SPRINGFIELD – The new Caring Health Center facility on Main Street in the South End now bears the name of Congressman Richard E. Neal in recognition of his support of the construction of the new health center.
Congressman Richard Neal, Caring Health Center Executive Director Tania Barber and Mayor Domenic Sarno cut the ceremonial ribbon to open the center’s new facility in the South End of Springfield.
Reminder Publications photo by G. Michael Dobbs
Neal took the opportunity to speak about the status of health care in the nation and the importance of such programs as Medicare, Medicaid and the Affordable Care Act (ACA).
In a ceremony on Sept. 22, the center’s Executive Director Tania Barber noted the congressman had been essential in making sure federal dollars were in place for the renovation of the former Hampden Furniture Showcase building into a state of the art health facility.
Mayor Domenic Sarno said Neal “worked ferociously” on the project.
Barber admitted, “It didn’t seem this day would ever happen,” noting the complex project had been interrupted by damage caused by the June 1, 2011 tornado.
The effort to build the new center began in 2007. The final cost was $20.5 million.
She also credited Sarno and his staff as being “a major force in making this happen.”
The Caring Health Center currently has 14,000 patients who make 59,000 annual visits, Barber said. She added the goal is to double the number of patients over the next few years. The center has four locations and Barber said it offers primary care, dental services and women’s health.

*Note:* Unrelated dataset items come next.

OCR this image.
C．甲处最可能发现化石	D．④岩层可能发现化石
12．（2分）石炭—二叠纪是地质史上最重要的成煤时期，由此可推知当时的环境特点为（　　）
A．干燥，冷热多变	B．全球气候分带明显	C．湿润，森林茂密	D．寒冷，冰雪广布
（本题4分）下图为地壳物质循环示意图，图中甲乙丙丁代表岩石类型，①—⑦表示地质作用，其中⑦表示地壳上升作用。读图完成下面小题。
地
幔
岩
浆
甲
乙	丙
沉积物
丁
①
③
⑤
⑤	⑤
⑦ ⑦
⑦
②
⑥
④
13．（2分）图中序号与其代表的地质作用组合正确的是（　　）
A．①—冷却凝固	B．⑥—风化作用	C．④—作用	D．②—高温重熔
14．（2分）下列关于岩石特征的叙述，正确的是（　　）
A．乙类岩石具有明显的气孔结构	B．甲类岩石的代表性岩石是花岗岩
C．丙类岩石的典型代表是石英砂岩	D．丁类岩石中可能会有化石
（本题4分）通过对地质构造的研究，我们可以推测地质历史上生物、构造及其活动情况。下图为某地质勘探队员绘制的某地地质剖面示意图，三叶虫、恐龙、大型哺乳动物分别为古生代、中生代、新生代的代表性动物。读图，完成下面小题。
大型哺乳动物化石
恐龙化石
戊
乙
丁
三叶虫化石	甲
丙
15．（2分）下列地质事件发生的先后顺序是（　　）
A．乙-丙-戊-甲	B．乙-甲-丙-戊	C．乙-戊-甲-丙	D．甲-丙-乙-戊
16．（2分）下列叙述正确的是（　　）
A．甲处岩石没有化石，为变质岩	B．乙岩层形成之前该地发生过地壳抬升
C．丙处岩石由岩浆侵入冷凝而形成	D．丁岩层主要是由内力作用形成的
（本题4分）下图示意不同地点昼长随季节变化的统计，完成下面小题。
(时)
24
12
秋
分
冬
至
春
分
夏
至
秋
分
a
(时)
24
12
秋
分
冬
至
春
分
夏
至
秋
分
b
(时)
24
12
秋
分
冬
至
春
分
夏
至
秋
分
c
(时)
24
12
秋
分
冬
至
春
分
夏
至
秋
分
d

The new South End location also features a wellness room, which is available at no cost to patients, staff and the public, based on a reservation. It will include also a pharmacy, which is scheduled to open in November.
Neal said, “The Caring Health Center is the face of it’s [healthcare] is being delivered.”

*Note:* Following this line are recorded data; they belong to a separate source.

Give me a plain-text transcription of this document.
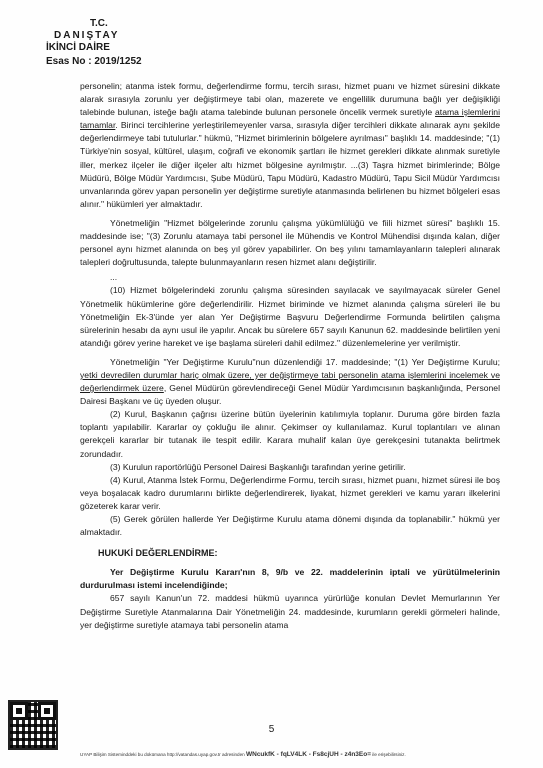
T.C.
DANIŞTAY
İKİNCİ DAİRE
Esas No : 2019/1252

personelin; atanma istek formu, değerlendirme formu, tercih sırası, hizmet puanı ve hizmet süresini dikkate alarak sırasıyla zorunlu yer değiştirmeye tabi olan, mazerete ve engellilik durumuna bağlı yer değişikliği talebinde bulunan, isteğe bağlı atama talebinde bulunan personele öncelik vermek suretiyle atama işlemlerini tamamlar. Birinci tercihlerine yerleştirilemeyenler varsa, sırasıyla diğer tercihleri dikkate alınarak aynı şekilde değerlendirmeye tabi tutulurlar." hükmü, "Hizmet birimlerinin bölgelere ayrılması" başlıklı 14. maddesinde; "(1) Türkiye'nin sosyal, kültürel, ulaşım, coğrafi ve ekonomik şartları ile hizmet gerekleri dikkate alınmak suretiyle iller, merkez ilçeler ile diğer ilçeler altı hizmet bölgesine ayrılmıştır. ...(3) Taşra hizmet birimlerinde; Bölge Müdürü, Bölge Müdür Yardımcısı, Şube Müdürü, Tapu Müdürü, Kadastro Müdürü, Tapu Sicil Müdür Yardımcısı unvanlarında görev yapan personelin yer değiştirme suretiyle atanmasında belirlenen bu hizmet bölgeleri esas alınır." hükümleri yer almaktadır.

Yönetmeliğin "Hizmet bölgelerinde zorunlu çalışma yükümlülüğü ve fiili hizmet süresi" başlıklı 15. maddesinde ise; "(3) Zorunlu atamaya tabi personel ile Mühendis ve Kontrol Mühendisi dışında kalan, diğer personel aynı hizmet alanında on beş yıl görev yapabilirler. On beş yılını tamamlayanların talepleri alınarak talepleri doğrultusunda, talepte bulunmayanların resen hizmet alanı değiştirilir.

...

(10) Hizmet bölgelerindeki zorunlu çalışma süresinden sayılacak ve sayılmayacak süreler Genel Yönetmelik hükümlerine göre değerlendirilir. Hizmet biriminde ve hizmet alanında çalışma süreleri ile bu Yönetmeliğin Ek-3'ünde yer alan Yer Değiştirme Başvuru Değerlendirme Formunda belirtilen çalışma sürelerinin hesabı da aynı usul ile yapılır. Ancak bu sürelere 657 sayılı Kanunun 62. maddesinde belirtilen yeni atandığı görev yerine hareket ve işe başlama süreleri dahil edilmez." düzenlemelerine yer verilmiştir.

Yönetmeliğin "Yer Değiştirme Kurulu"nun düzenlendiği 17. maddesinde; "(1) Yer Değiştirme Kurulu; yetki devredilen durumlar hariç olmak üzere, yer değiştirmeye tabi personelin atama işlemlerini incelemek ve değerlendirmek üzere, Genel Müdürün görevlendireceği Genel Müdür Yardımcısının başkanlığında, Personel Dairesi Başkanı ve üç üyeden oluşur.

(2) Kurul, Başkanın çağrısı üzerine bütün üyelerinin katılımıyla toplanır. Duruma göre birden fazla toplantı yapılabilir. Kararlar oy çokluğu ile alınır. Çekimser oy kullanılamaz. Kurul toplantıları ve alınan gerekçeli kararlar bir tutanak ile tespit edilir. Karara muhalif kalan üye gerekçesini tutanakta belirtmek zorundadır.

(3) Kurulun raportörlüğü Personel Dairesi Başkanlığı tarafından yerine getirilir.

(4) Kurul, Atanma İstek Formu, Değerlendirme Formu, tercih sırası, hizmet puanı, hizmet süresi ile boş veya boşalacak kadro durumlarını birlikte değerlendirerek, liyakat, hizmet gerekleri ve kamu yararı ilkelerini gözeterek karar verir.

(5) Gerek görülen hallerde Yer Değiştirme Kurulu atama dönemi dışında da toplanabilir." hükmü yer almaktadır.

HUKUKİ DEĞERLENDİRME:

Yer Değiştirme Kurulu Kararı'nın 8, 9/b ve 22. maddelerinin iptali ve yürütülmelerinin durdurulması istemi incelendiğinde;

657 sayılı Kanun'un 72. maddesi hükmü uyarınca yürürlüğe konulan Devlet Memurlarının Yer Değiştirme Suretiyle Atanmalarına Dair Yönetmeliğin 24. maddesinde, kurumların gerekli görmeleri halinde, yer değiştirme suretiyle atamaya tabi personelin atama

5
UYAP Bilişim Sisteminddeki bu dokümana http://vatandas.uyap.gov.tr adresinden WNcukfK - fqLV4LK - Fs8cjUH - z4n3Eo= ile erişebilirsiniz.
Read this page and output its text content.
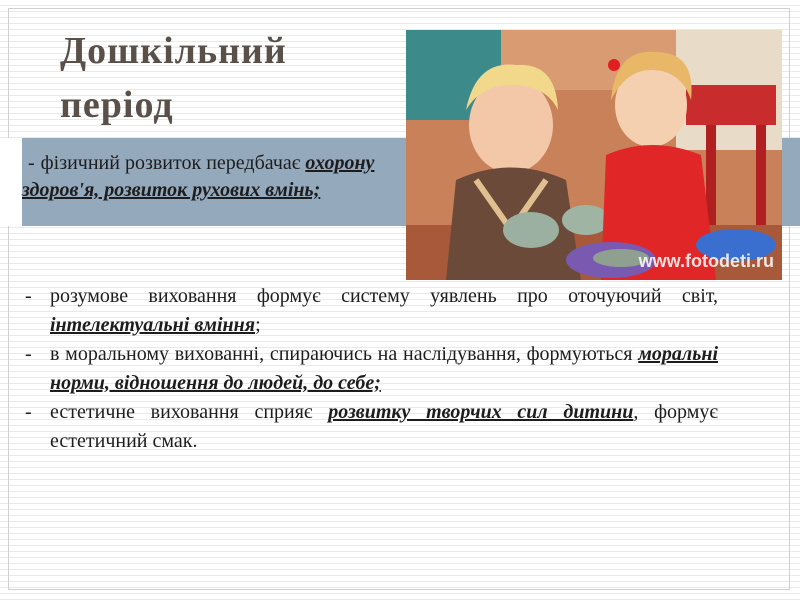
Дошкільний
період
www.fotodeti.ru
- фізичний розвиток передбачає охорону здоров'я, розвиток рухових вмінь;
- розумове виховання формує систему уявлень про оточуючий світ, інтелектуальні вміння;
- в моральному вихованні, спираючись на наслідування, формуються моральні норми, відношення до людей, до себе;
- естетичне виховання сприяє розвитку творчих сил дитини, формує естетичний смак.
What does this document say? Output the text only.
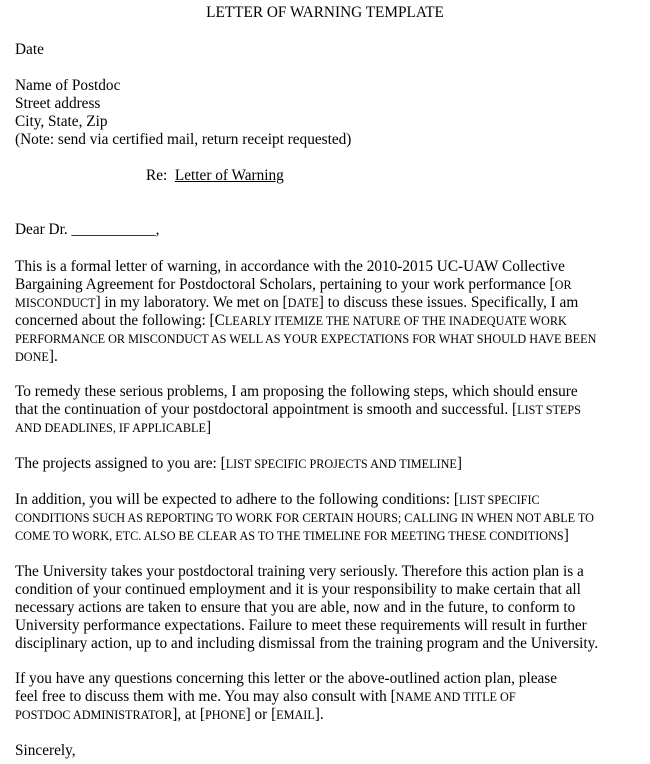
LETTER OF WARNING TEMPLATE
Date
Name of Postdoc
Street address
City, State, Zip
(Note: send via certified mail, return receipt requested)
Re: Letter of Warning
Dear Dr. ___________,
This is a formal letter of warning, in accordance with the 2010-2015 UC-UAW Collective
Bargaining Agreement for Postdoctoral Scholars, pertaining to your work performance [OR
MISCONDUCT] in my laboratory. We met on [DATE] to discuss these issues. Specifically, I am
concerned about the following: [CLEARLY ITEMIZE THE NATURE OF THE INADEQUATE WORK
PERFORMANCE OR MISCONDUCT AS WELL AS YOUR EXPECTATIONS FOR WHAT SHOULD HAVE BEEN
DONE].
To remedy these serious problems, I am proposing the following steps, which should ensure
that the continuation of your postdoctoral appointment is smooth and successful. [LIST STEPS
AND DEADLINES, IF APPLICABLE]
The projects assigned to you are: [LIST SPECIFIC PROJECTS AND TIMELINE]
In addition, you will be expected to adhere to the following conditions: [LIST SPECIFIC
CONDITIONS SUCH AS REPORTING TO WORK FOR CERTAIN HOURS; CALLING IN WHEN NOT ABLE TO
COME TO WORK, ETC. ALSO BE CLEAR AS TO THE TIMELINE FOR MEETING THESE CONDITIONS]
The University takes your postdoctoral training very seriously. Therefore this action plan is a
condition of your continued employment and it is your responsibility to make certain that all
necessary actions are taken to ensure that you are able, now and in the future, to conform to
University performance expectations. Failure to meet these requirements will result in further
disciplinary action, up to and including dismissal from the training program and the University.
If you have any questions concerning this letter or the above-outlined action plan, please
feel free to discuss them with me. You may also consult with [NAME AND TITLE OF
POSTDOC ADMINISTRATOR], at [PHONE] or [EMAIL].
Sincerely,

Neal spoke about the “factual free for all” that has characterized the conversation concerning healthcare. He noted that about half of the bankruptcies that occur are because of the healthcare costs.

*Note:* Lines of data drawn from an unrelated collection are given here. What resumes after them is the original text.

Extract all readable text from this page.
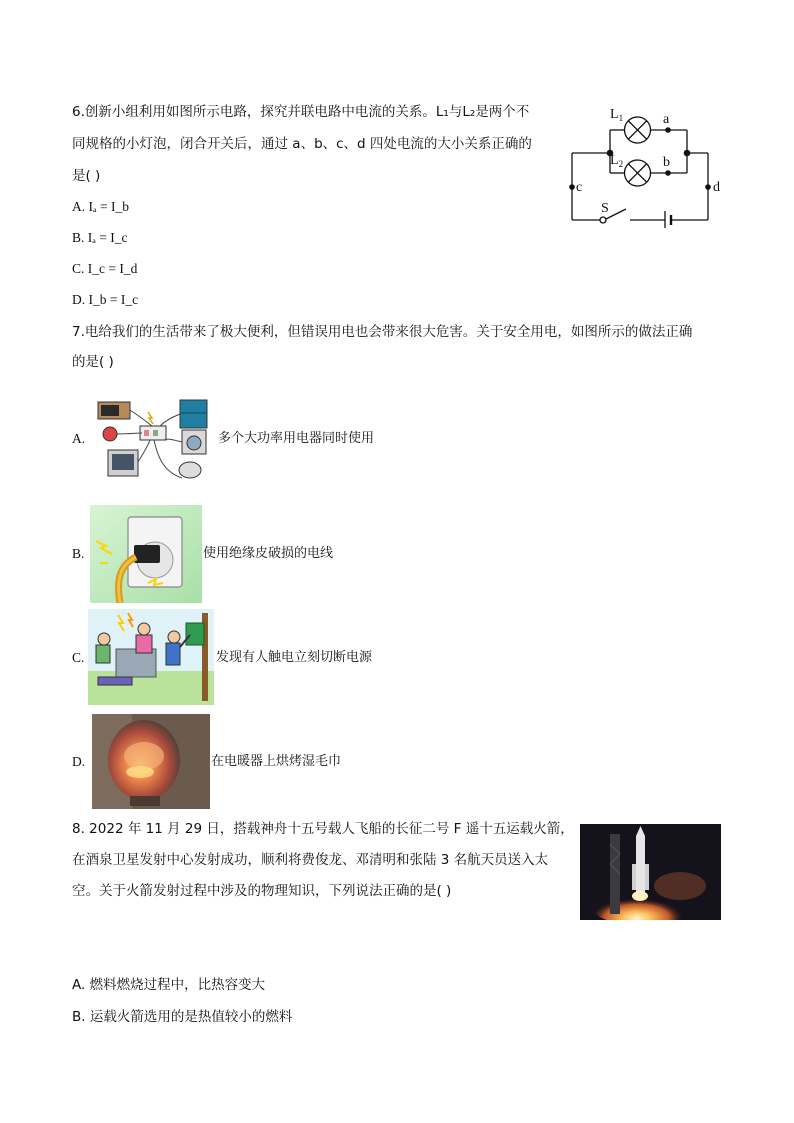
6.创新小组利用如图所示电路，探究并联电路中电流的关系。L₁与L₂是两个不
同规格的小灯泡，闭合开关后，通过 a、b、c、d 四处电流的大小关系正确的
是( )
A. Iₐ = I_b
B. Iₐ = I_c
C. I_c = I_d
D. I_b = I_c
$L_1$
$L_2$
a
b
c	d
S
7.电给我们的生活带来了极大便利，但错误用电也会带来很大危害。关于安全用电，如图所示的做法正确
的是( )
A.	多个大功率用电器同时使用
B.	使用绝缘皮破损的电线
C.	发现有人触电立刻切断电源
D.	在电暖器上烘烤湿毛巾
8. 2022 年 11 月 29 日，搭载神舟十五号载人飞船的长征二号 F 遥十五运载火箭，
在酒泉卫星发射中心发射成功，顺利将费俊龙、邓清明和张陆 3 名航天员送入太
空。关于火箭发射过程中涉及的物理知识，下列说法正确的是( )
A. 燃料燃烧过程中，比热容变大
B. 运载火箭选用的是热值较小的燃料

He added that life expectancy has changed dramatically. In 1900 the average lifespan for an American man was 46, and for a woman it was 48. Today men are living to 78, while women to 80. Neal added if a person reaches 65, its statistically likely that person would live into his or her eighties.
Neal lauded the Massachusetts mandate for health insurance, which has resulted in almost all Bay State residents having coverage. He added the ACA will “continue to evolve if we could all lower our voices.”
He said the states that have implemented the ACA have been pleased with it and the states that resist it are “devoid of the notion of fact.”